I’m so psyched and a bit nervous all at the same time–I’m participating in my very first 5K this week-end. Let me make it clear, I’m looking to complete, not compete. I won’t set any records for speed, but to finish is a huge deal for me. I’ve never been a runner, primarily because I didn’t think I could. I had a host of reasons/excuses: I didn’t have the right body type, I didn’t really like it, it was too hot in the summer, too cold in the winter, I couldn’t do that.
Last year, I decided I could and would do this. I began to run and enjoyed it. Whether I’m good at it, whether I’m graceful out there–I neither know nor care. I know it’s a tremendous outlet for stress and it’s been a great source of empowerment. My neighborhood is filled with wicked hills. When I start, I know where and how far I’m going. I know the route and the hills involved. But, once I start to run, I don’t think past the hill in front of me. All I have to do is get up that hill. I’m not stopping once I reach the top, but I get a break, a respite, until I’m facing that next hill. I never allow myself to think that I can’t do it–I just go for it, one hill at a time–that’s so less daunting than to think about the whole 3 miles.

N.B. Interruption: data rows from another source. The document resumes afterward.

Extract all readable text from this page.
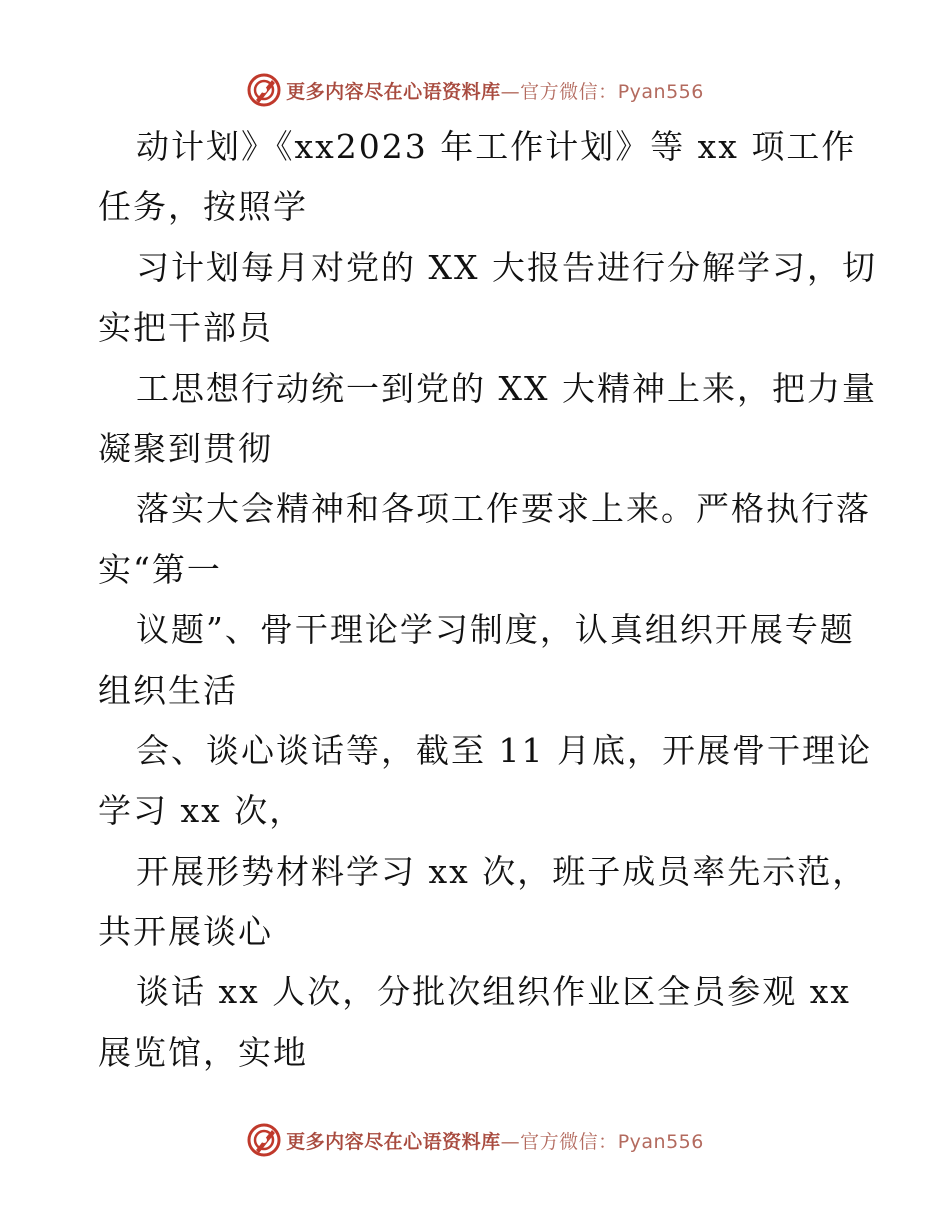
更多内容尽在心语资料库—官方微信：Pyan556
动计划》《xx2023 年工作计划》等 xx 项工作
任务，按照学
习计划每月对党的 XX 大报告进行分解学习，切
实把干部员
工思想行动统一到党的 XX 大精神上来，把力量
凝聚到贯彻
落实大会精神和各项工作要求上来。严格执行落
实“第一
议题”、骨干理论学习制度，认真组织开展专题
组织生活
会、谈心谈话等，截至 11 月底，开展骨干理论
学习 xx 次，
开展形势材料学习 xx 次，班子成员率先示范，
共开展谈心
谈话 xx 人次，分批次组织作业区全员参观 xx
展览馆，实地
更多内容尽在心语资料库—官方微信：Pyan556
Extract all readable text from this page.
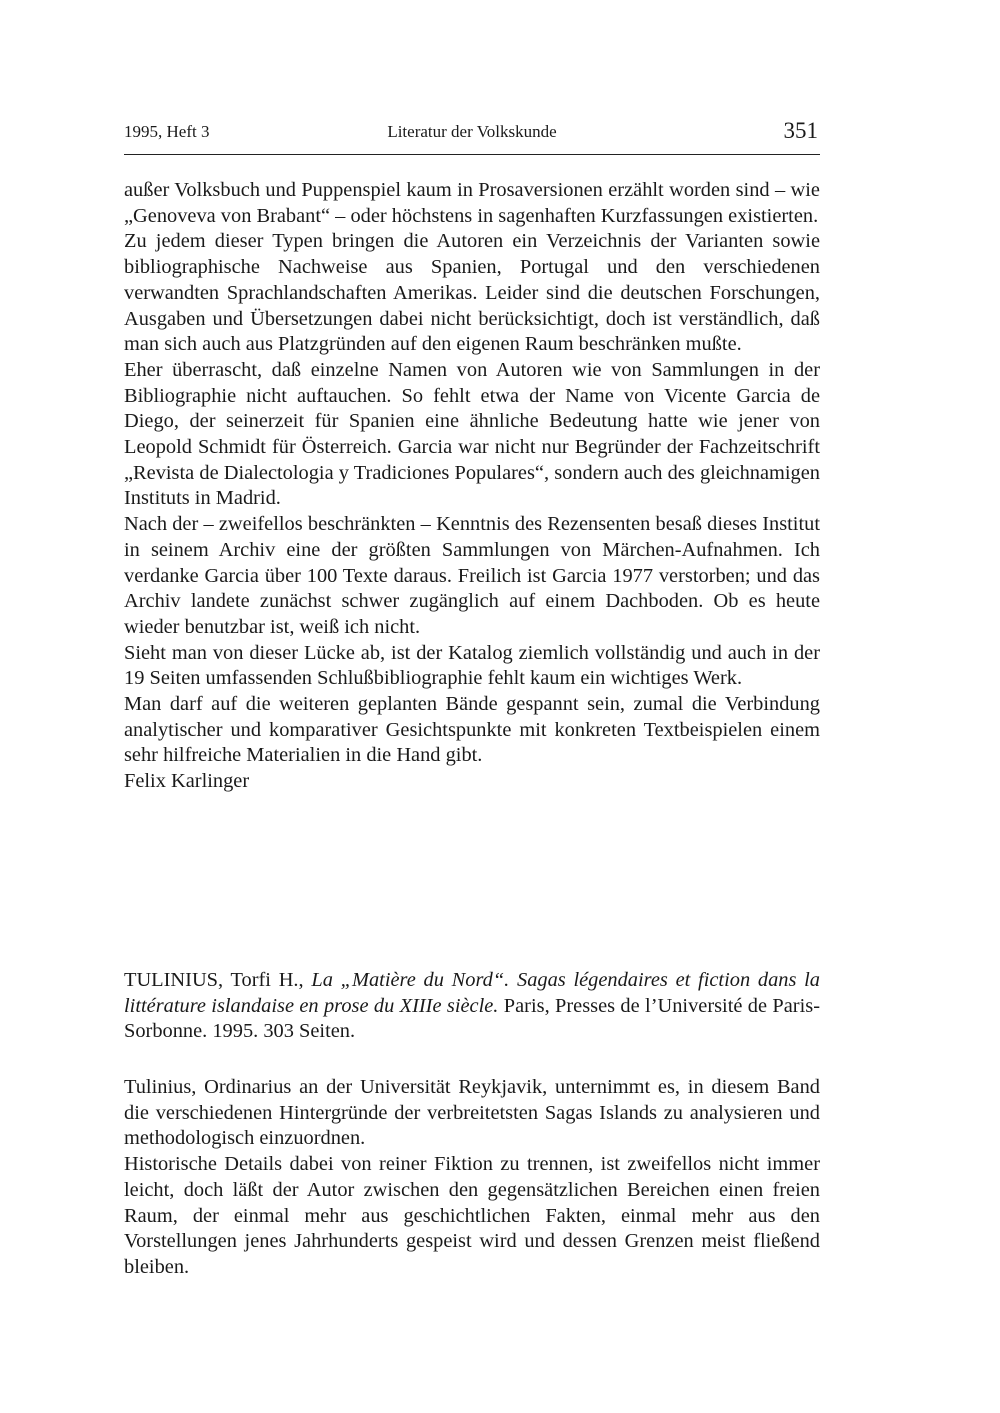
1995, Heft 3	Literatur der Volkskunde	351

außer Volksbuch und Puppenspiel kaum in Prosaversionen erzählt worden sind – wie „Genoveva von Brabant“ – oder höchstens in sagenhaften Kurzfassungen existierten.

Zu jedem dieser Typen bringen die Autoren ein Verzeichnis der Varianten sowie bibliographische Nachweise aus Spanien, Portugal und den verschiedenen verwandten Sprachlandschaften Amerikas. Leider sind die deutschen Forschungen, Ausgaben und Übersetzungen dabei nicht berücksichtigt, doch ist verständlich, daß man sich auch aus Platzgründen auf den eigenen Raum beschränken mußte.

Eher überrascht, daß einzelne Namen von Autoren wie von Sammlungen in der Bibliographie nicht auftauchen. So fehlt etwa der Name von Vicente Garcia de Diego, der seinerzeit für Spanien eine ähnliche Bedeutung hatte wie jener von Leopold Schmidt für Österreich. Garcia war nicht nur Begründer der Fachzeitschrift „Revista de Dialectologia y Tradiciones Populares“, sondern auch des gleichnamigen Instituts in Madrid.

Nach der – zweifellos beschränkten – Kenntnis des Rezensenten besaß dieses Institut in seinem Archiv eine der größten Sammlungen von Märchen-Aufnahmen. Ich verdanke Garcia über 100 Texte daraus. Freilich ist Garcia 1977 verstorben; und das Archiv landete zunächst schwer zugänglich auf einem Dachboden. Ob es heute wieder benutzbar ist, weiß ich nicht.

Sieht man von dieser Lücke ab, ist der Katalog ziemlich vollständig und auch in der 19 Seiten umfassenden Schlußbibliographie fehlt kaum ein wichtiges Werk.

Man darf auf die weiteren geplanten Bände gespannt sein, zumal die Verbindung analytischer und komparativer Gesichtspunkte mit konkreten Textbeispielen einem sehr hilfreiche Materialien in die Hand gibt.

Felix Karlinger

TULINIUS, Torfi H., La „Matière du Nord“. Sagas légendaires et fiction dans la littérature islandaise en prose du XIIIe siècle. Paris, Presses de l’Université de Paris-Sorbonne. 1995. 303 Seiten.

Tulinius, Ordinarius an der Universität Reykjavik, unternimmt es, in diesem Band die verschiedenen Hintergründe der verbreitetsten Sagas Islands zu analysieren und methodologisch einzuordnen.

Historische Details dabei von reiner Fiktion zu trennen, ist zweifellos nicht immer leicht, doch läßt der Autor zwischen den gegensätzlichen Bereichen einen freien Raum, der einmal mehr aus geschichtlichen Fakten, einmal mehr aus den Vorstellungen jenes Jahrhunderts gespeist wird und dessen Grenzen meist fließend bleiben.
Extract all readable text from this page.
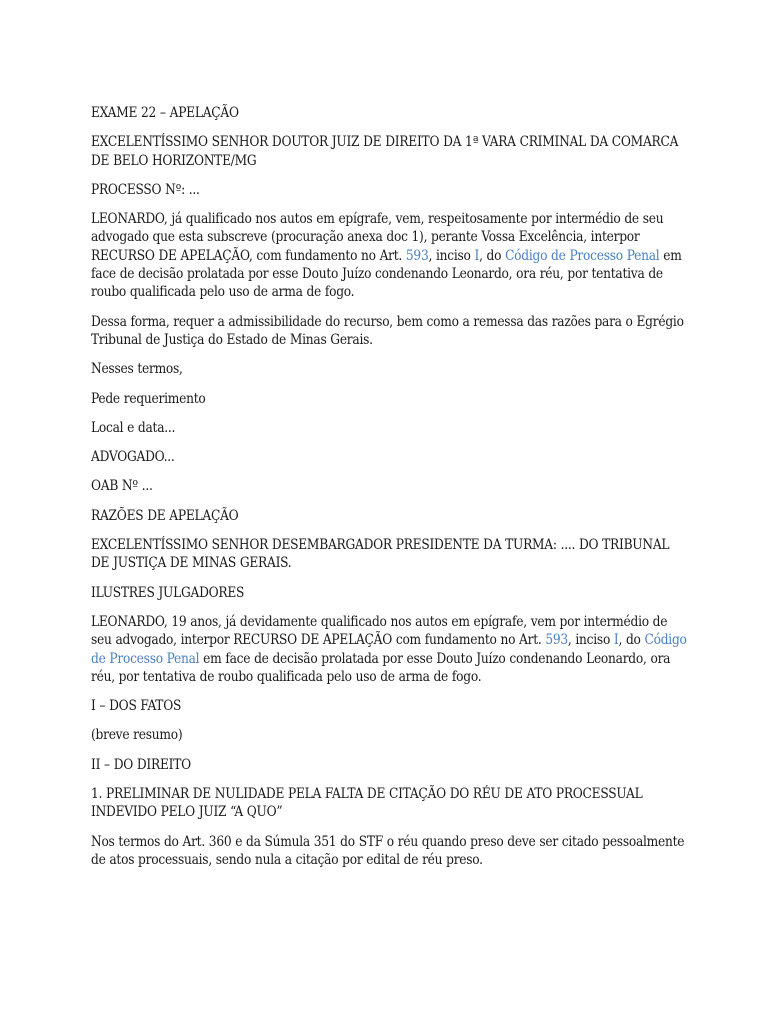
EXAME 22 – APELAÇÃO

EXCELENTÍSSIMO SENHOR DOUTOR JUIZ DE DIREITO DA 1ª VARA CRIMINAL DA COMARCA DE BELO HORIZONTE/MG

PROCESSO Nº: ...

LEONARDO, já qualificado nos autos em epígrafe, vem, respeitosamente por intermédio de seu advogado que esta subscreve (procuração anexa doc 1), perante Vossa Excelência, interpor RECURSO DE APELAÇÃO, com fundamento no Art. 593, inciso I, do Código de Processo Penal em face de decisão prolatada por esse Douto Juízo condenando Leonardo, ora réu, por tentativa de roubo qualificada pelo uso de arma de fogo.

Dessa forma, requer a admissibilidade do recurso, bem como a remessa das razões para o Egrégio Tribunal de Justiça do Estado de Minas Gerais.

Nesses termos,

Pede requerimento

Local e data...

ADVOGADO...

OAB Nº ...

RAZÕES DE APELAÇÃO

EXCELENTÍSSIMO SENHOR DESEMBARGADOR PRESIDENTE DA TURMA: .... DO TRIBUNAL DE JUSTIÇA DE MINAS GERAIS.

ILUSTRES JULGADORES

LEONARDO, 19 anos, já devidamente qualificado nos autos em epígrafe, vem por intermédio de seu advogado, interpor RECURSO DE APELAÇÃO com fundamento no Art. 593, inciso I, do Código de Processo Penal em face de decisão prolatada por esse Douto Juízo condenando Leonardo, ora réu, por tentativa de roubo qualificada pelo uso de arma de fogo.

I – DOS FATOS

(breve resumo)

II – DO DIREITO

1. PRELIMINAR DE NULIDADE PELA FALTA DE CITAÇÃO DO RÉU DE ATO PROCESSUAL INDEVIDO PELO JUIZ “A QUO”

Nos termos do Art. 360 e da Súmula 351 do STF o réu quando preso deve ser citado pessoalmente de atos processuais, sendo nula a citação por edital de réu preso.
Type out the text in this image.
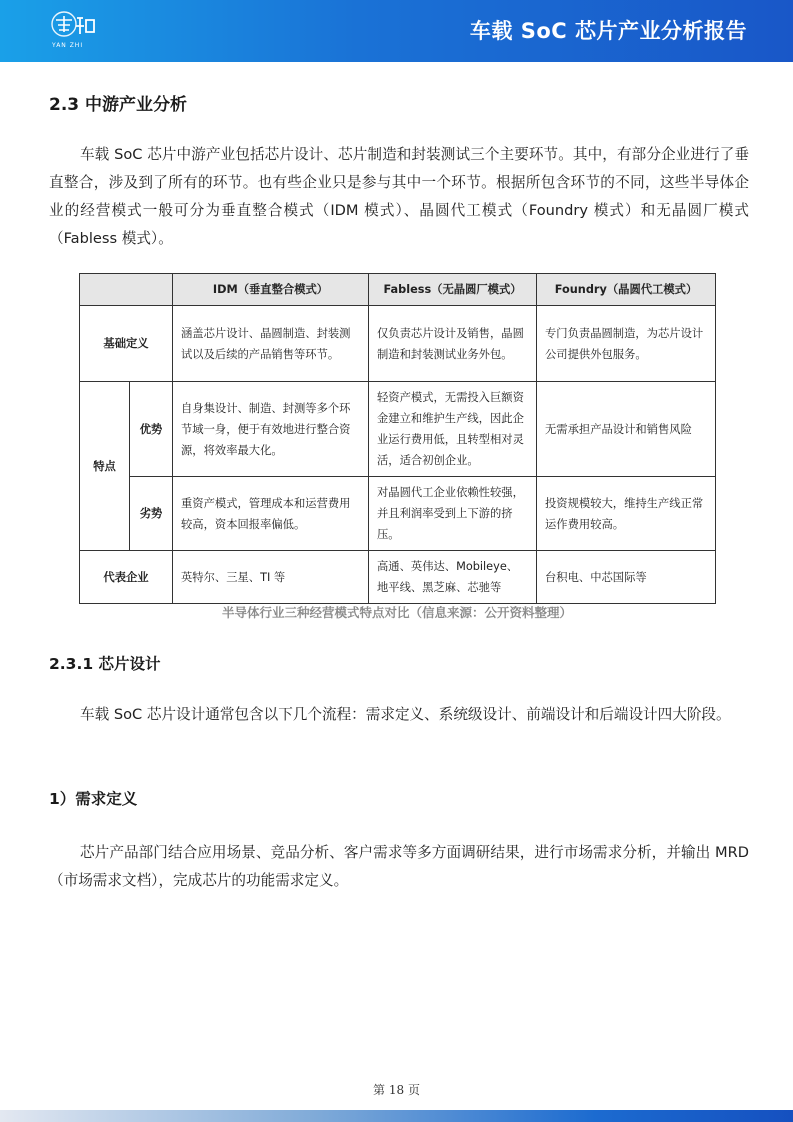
YAN ZHI
车载 SoC 芯片产业分析报告
2.3 中游产业分析

车载 SoC 芯片中游产业包括芯片设计、芯片制造和封装测试三个主要环节。其中，有部分企业进行了垂直整合，涉及到了所有的环节。也有些企业只是参与其中一个环节。根据所包含环节的不同，这些半导体企业的经营模式一般可分为垂直整合模式（IDM 模式）、晶圆代工模式（Foundry 模式）和无晶圆厂模式（Fabless 模式）。

		IDM（垂直整合模式）	Fabless（无晶圆厂模式）	Foundry（晶圆代工模式）
基础定义		涵盖芯片设计、晶圆制造、封装测试以及后续的产品销售等环节。	仅负责芯片设计及销售，晶圆制造和封装测试业务外包。	专门负责晶圆制造，为芯片设计公司提供外包服务。
特点	优势	自身集设计、制造、封测等多个环节域一身，便于有效地进行整合资源，将效率最大化。	轻资产模式，无需投入巨额资金建立和维护生产线，因此企业运行费用低，且转型相对灵活，适合初创企业。	无需承担产品设计和销售风险
	劣势	重资产模式，管理成本和运营费用较高，资本回报率偏低。	对晶圆代工企业依赖性较强，并且利润率受到上下游的挤压。	投资规模较大，维持生产线正常运作费用较高。
代表企业		英特尔、三星、TI 等	高通、英伟达、Mobileye、地平线、黑芝麻、芯驰等	台积电、中芯国际等
半导体行业三种经营模式特点对比（信息来源：公开资料整理）
2.3.1 芯片设计

车载 SoC 芯片设计通常包含以下几个流程：需求定义、系统级设计、前端设计和后端设计四大阶段。

1）需求定义

芯片产品部门结合应用场景、竞品分析、客户需求等多方面调研结果，进行市场需求分析，并输出 MRD（市场需求文档），完成芯片的功能需求定义。

第 18 页
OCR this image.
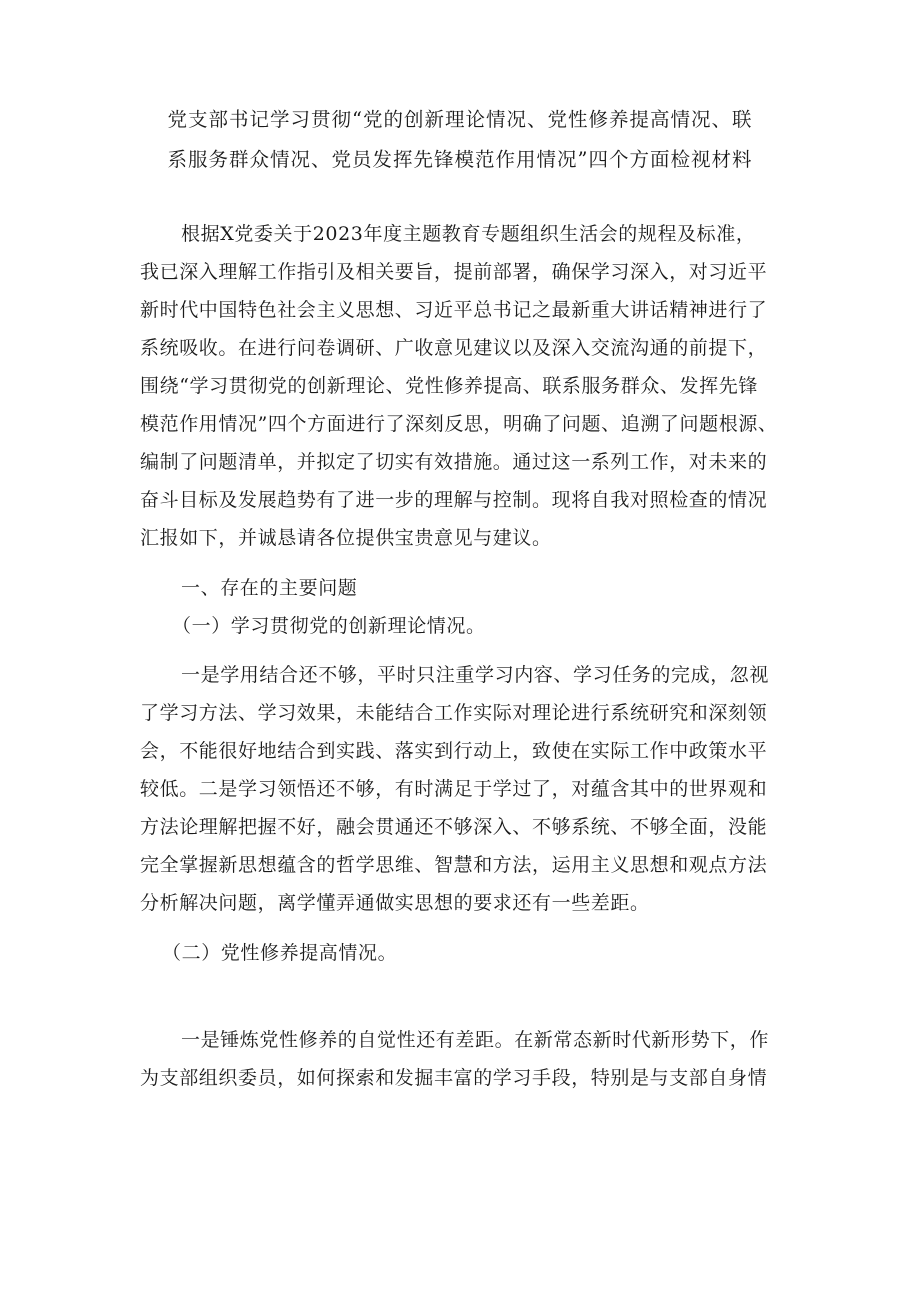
党支部书记学习贯彻“党的创新理论情况、党性修养提高情况、联
系服务群众情况、党员发挥先锋模范作用情况”四个方面检视材料
根据X党委关于2023年度主题教育专题组织生活会的规程及标准，
我已深入理解工作指引及相关要旨，提前部署，确保学习深入，对习近平
新时代中国特色社会主义思想、习近平总书记之最新重大讲话精神进行了
系统吸收。在进行问卷调研、广收意见建议以及深入交流沟通的前提下，
围绕“学习贯彻党的创新理论、党性修养提高、联系服务群众、发挥先锋
模范作用情况”四个方面进行了深刻反思，明确了问题、追溯了问题根源、
编制了问题清单，并拟定了切实有效措施。通过这一系列工作，对未来的
奋斗目标及发展趋势有了进一步的理解与控制。现将自我对照检查的情况
汇报如下，并诚恳请各位提供宝贵意见与建议。
一、存在的主要问题
（一）学习贯彻党的创新理论情况。
一是学用结合还不够，平时只注重学习内容、学习任务的完成，忽视
了学习方法、学习效果，未能结合工作实际对理论进行系统研究和深刻领
会，不能很好地结合到实践、落实到行动上，致使在实际工作中政策水平
较低。二是学习领悟还不够，有时满足于学过了，对蕴含其中的世界观和
方法论理解把握不好，融会贯通还不够深入、不够系统、不够全面，没能
完全掌握新思想蕴含的哲学思维、智慧和方法，运用主义思想和观点方法
分析解决问题，离学懂弄通做实思想的要求还有一些差距。
（二）党性修养提高情况。
一是锤炼党性修养的自觉性还有差距。在新常态新时代新形势下，作
为支部组织委员，如何探索和发掘丰富的学习手段，特别是与支部自身情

It’s definitely carried over to my writing. Once scene at a time. Some days it’s one page at a time. *ggg* Actually, I carry it with me in many respects of my life. It’s become my mantra. I can do anything as long as I believe I can and tackle it one hill at a time.
What is it you’ve always wanted to do but thought you couldn’t? What part of yourself have you quietly curtailed? Believe in yourself. Know what you want, know where you want to go. And then go for it–you can get there, one hill at a time.